Officiellement, Lapid
servira de premier ministre suppléant et de ministre des Affaires étrangères.
Mais pratiquement il sera le ministre le plus fort du gouvernement et l'arbitre
ultime, en collaboration avec Avigdor Lieberman. Certes Lapid et Bennett, auront
un droit de veto sur chaque décision du gouvernement, ce qui implique que
toutes les grandes décisions seront collégiales pour éviter qu’un seul chef impose
sa loi. Mais selon l’accord cadre de coalition, signé entre Yesh Atid et Yamina,
seul Yesh Atid a négocié avec les autres partis et signé des engagements. Le futur
premier ministre n’est donc pas engagé avec les autres leaders de l’opposition.

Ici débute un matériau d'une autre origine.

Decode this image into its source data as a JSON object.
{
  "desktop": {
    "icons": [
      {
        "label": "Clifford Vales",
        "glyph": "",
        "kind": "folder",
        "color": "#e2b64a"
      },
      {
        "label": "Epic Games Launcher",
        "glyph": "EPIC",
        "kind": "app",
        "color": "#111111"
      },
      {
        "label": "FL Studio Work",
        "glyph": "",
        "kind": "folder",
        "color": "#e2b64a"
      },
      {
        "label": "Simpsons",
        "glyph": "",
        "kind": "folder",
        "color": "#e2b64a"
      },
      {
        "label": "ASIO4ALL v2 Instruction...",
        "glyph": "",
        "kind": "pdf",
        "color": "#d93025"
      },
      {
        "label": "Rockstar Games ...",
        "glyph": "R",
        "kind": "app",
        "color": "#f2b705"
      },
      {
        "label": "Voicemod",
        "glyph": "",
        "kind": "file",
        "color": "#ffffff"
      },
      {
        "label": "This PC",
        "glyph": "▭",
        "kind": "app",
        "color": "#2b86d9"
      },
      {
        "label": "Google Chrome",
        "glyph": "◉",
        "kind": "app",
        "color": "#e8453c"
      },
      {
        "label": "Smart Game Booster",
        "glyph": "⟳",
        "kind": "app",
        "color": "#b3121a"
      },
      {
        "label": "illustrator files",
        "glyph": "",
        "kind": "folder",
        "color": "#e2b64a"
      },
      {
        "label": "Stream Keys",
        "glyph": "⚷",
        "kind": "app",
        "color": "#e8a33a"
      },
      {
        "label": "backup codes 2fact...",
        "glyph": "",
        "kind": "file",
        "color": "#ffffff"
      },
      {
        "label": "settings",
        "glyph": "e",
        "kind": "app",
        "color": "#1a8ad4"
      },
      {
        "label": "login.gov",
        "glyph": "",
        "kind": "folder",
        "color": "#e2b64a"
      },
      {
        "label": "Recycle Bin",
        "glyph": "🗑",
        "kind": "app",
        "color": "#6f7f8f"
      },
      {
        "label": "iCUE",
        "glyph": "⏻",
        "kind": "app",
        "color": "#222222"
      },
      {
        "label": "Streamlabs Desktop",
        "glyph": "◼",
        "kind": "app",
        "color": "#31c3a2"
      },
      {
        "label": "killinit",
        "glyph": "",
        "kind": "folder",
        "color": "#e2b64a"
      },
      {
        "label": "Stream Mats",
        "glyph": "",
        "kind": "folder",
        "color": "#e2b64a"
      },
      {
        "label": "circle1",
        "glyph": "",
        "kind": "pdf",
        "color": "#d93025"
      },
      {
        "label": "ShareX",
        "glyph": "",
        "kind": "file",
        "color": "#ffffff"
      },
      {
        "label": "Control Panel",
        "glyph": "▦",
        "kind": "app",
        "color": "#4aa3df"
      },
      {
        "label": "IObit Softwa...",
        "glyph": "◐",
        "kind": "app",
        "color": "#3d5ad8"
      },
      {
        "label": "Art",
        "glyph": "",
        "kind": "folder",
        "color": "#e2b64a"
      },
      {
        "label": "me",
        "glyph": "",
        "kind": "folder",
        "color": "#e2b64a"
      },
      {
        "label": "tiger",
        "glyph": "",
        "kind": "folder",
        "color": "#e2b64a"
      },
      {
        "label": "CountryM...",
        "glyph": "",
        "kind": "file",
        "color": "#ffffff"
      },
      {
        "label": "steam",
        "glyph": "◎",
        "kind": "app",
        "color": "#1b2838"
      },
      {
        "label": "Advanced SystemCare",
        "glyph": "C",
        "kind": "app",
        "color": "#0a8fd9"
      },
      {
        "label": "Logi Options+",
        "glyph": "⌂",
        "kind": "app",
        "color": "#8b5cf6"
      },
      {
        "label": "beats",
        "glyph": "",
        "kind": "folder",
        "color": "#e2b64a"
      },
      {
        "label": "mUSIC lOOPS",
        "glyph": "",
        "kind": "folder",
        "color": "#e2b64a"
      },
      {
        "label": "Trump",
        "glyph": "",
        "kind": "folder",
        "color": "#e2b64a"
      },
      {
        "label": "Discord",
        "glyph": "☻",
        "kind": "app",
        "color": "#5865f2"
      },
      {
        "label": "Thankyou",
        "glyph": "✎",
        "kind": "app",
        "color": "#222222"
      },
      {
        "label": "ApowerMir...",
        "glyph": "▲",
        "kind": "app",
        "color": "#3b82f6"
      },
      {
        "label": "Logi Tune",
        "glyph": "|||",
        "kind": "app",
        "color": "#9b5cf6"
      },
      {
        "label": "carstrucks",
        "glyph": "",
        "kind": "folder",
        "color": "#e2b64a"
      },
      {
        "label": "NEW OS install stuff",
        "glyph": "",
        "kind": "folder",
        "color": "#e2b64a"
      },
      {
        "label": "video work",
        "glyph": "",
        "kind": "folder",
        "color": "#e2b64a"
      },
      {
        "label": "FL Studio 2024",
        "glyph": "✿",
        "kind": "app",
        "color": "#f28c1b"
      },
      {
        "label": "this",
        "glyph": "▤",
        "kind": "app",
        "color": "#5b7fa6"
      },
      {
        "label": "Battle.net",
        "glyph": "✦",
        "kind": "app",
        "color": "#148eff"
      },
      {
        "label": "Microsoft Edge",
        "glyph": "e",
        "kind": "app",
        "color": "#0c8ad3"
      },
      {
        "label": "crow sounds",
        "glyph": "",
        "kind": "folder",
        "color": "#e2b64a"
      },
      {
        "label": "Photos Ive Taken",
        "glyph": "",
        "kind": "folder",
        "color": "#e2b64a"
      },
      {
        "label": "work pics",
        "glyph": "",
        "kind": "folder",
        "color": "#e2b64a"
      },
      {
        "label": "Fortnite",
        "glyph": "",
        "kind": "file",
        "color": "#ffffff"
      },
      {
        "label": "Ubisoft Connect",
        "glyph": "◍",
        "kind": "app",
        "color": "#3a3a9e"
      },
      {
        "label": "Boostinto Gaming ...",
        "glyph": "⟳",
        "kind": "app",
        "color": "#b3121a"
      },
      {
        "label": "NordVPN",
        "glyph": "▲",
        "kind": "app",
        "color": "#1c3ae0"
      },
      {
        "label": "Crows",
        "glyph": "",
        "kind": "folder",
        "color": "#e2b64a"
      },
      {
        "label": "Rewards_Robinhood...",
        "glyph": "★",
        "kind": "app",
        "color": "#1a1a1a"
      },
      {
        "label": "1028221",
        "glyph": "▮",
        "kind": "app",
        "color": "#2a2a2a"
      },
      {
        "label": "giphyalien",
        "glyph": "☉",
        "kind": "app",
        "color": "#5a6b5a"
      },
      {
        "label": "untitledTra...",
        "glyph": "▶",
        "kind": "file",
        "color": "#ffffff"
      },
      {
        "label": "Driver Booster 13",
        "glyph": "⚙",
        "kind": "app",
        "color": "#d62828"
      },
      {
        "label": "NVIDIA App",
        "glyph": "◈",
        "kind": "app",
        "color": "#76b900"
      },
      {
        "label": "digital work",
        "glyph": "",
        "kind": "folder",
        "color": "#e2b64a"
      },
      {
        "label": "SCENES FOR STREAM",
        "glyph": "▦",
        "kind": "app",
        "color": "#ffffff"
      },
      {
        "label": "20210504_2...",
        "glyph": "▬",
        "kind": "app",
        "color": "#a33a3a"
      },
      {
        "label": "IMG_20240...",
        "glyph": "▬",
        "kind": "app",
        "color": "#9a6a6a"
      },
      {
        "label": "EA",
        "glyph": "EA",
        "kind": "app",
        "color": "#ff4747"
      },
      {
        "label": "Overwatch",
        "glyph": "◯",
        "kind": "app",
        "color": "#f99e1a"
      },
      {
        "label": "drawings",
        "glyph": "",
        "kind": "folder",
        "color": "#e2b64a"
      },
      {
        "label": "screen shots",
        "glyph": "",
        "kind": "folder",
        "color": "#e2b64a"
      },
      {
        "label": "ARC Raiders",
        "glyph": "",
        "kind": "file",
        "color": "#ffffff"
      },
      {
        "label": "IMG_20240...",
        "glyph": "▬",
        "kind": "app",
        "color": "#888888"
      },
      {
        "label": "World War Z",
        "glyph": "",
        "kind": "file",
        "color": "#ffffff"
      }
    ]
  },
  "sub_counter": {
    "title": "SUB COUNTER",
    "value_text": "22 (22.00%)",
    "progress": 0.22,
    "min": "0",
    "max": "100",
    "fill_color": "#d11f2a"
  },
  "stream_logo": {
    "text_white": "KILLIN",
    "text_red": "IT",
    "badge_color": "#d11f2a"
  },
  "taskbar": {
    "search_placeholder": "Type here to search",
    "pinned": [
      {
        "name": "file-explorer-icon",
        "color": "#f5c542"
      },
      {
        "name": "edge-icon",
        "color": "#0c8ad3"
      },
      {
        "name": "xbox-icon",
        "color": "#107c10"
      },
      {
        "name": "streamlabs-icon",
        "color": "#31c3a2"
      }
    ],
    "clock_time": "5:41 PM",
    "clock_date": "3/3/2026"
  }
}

Lapid voulait être seul à arbitrer les différences idéologiques des partenaires
de la coalition qui occupe tout l’espace politique entre l'extrême droite et
l'extrême gauche.
Les accords stipulent
que l’ajout d'autres partis à la coalition exige l'approbation du Premier
ministre et du Premier ministre suppléant, empêchant ainsi la modification de
l’équilibre politique au sein du gouvernement sans consensus. Ces deux
dirigeants décideront conjointement des sujets soumis au vote du gouvernement prouvant
à quel point Bennett sera réellement faible au sein des commissions de la
Knesset. Le pouvoir de vote au sein du gouvernement et des comités
ministériels sera égal. Le Cabinet de sécurité, qui décide des grandes mesures sécuritaires, sera composé de 12 membres, répartis à parts égales entre les deux
blocs. Mansour Abbas ne fera pas partie de ce Cabinet. Le Premier ministre en exercice déterminera l'ordre du jour de ses
réunions.
Il est fort probable
que Netanyahou sera désigné comme chef de l’opposition mais ce rôle sans
envergure ne lui convient pas beaucoup après ses douze années de gouvernance
sans partage. Des rumeurs persistantes font d’ailleurs état de sa volonté de
prendre du recul, voire de démissionner de la Knesset pour attendre des jours
meilleurs. D'ailleurs des mesures sont en cours pour empêcher Netanyahou de se
présenter aux prochaines élections législatives après modification de la Loi
fondamentale. Gideon Saar, qui ne s’est pas remis de son échec à prendre la
direction du Likoud, orchestrera les opérations en tant que ministre de la Justice et espère éliminer son dernier obstacle pour réintégrer son
parti débarrassé d’un leader omniprésent.
Lapid mettra tout en
œuvre pour garantir une longue vie au nouveau gouvernement afin de déjouer les
pronostics pessimistes qui en font un simple gouvernement de transition avant
le retour de Netanyahou. Pour cela il devra impulser des changements
significatifs attendus par les Israéliens pour donner une crédibilité à ce
gouvernement hétérogène. Il aura à prouver que l’unité au sein du
gouvernement n’est pas un vain mot.
6 commentaires:
Très bonne analyse Mr. Benillouche. À laquelle je rajouterai que Bennett ne dispose d'aucun poids parlementaire avec ses 6 députés, et qu'il n'aura aucune capacité à renvoyer un de ses ministres selon les accords de coalition. Ce sera le Premier ministre le plus faible de l'histoire, une sorte de président de l'État bis. Cela en dit long sur la vanité du personnage qui aura trahi son camp, son idéologie (si effectivement il en avait une) et surtout ses électeurs pour un titre sur le papier. Par contre chaque ministre aura un pouvoir considérable sur son ministère ce qui l'a aussi sera une première pour Israel. Les Liberman, Saar, Lapid, Gantz, Michaeli, Horovitz, Abbas bordés d'un côté par un Premier ministre de pacotille, et de l'autre par le fait que leur parti tient la coalition seront les maitres chez eux. Le gouvernement pourrait bien tenir les 4 ans juste par le pouvoir gouvernemental énorme, et les budgets en milliards qui vont avec, dont disposeront les chefs de parti et qu'ils ne voudront pas compromettre par de nouvelles élections.
Bonjour,
M. Tordjman, il y a une différence entre celui qui milite pour obtenir une position politique et celui qui devient premier ministre.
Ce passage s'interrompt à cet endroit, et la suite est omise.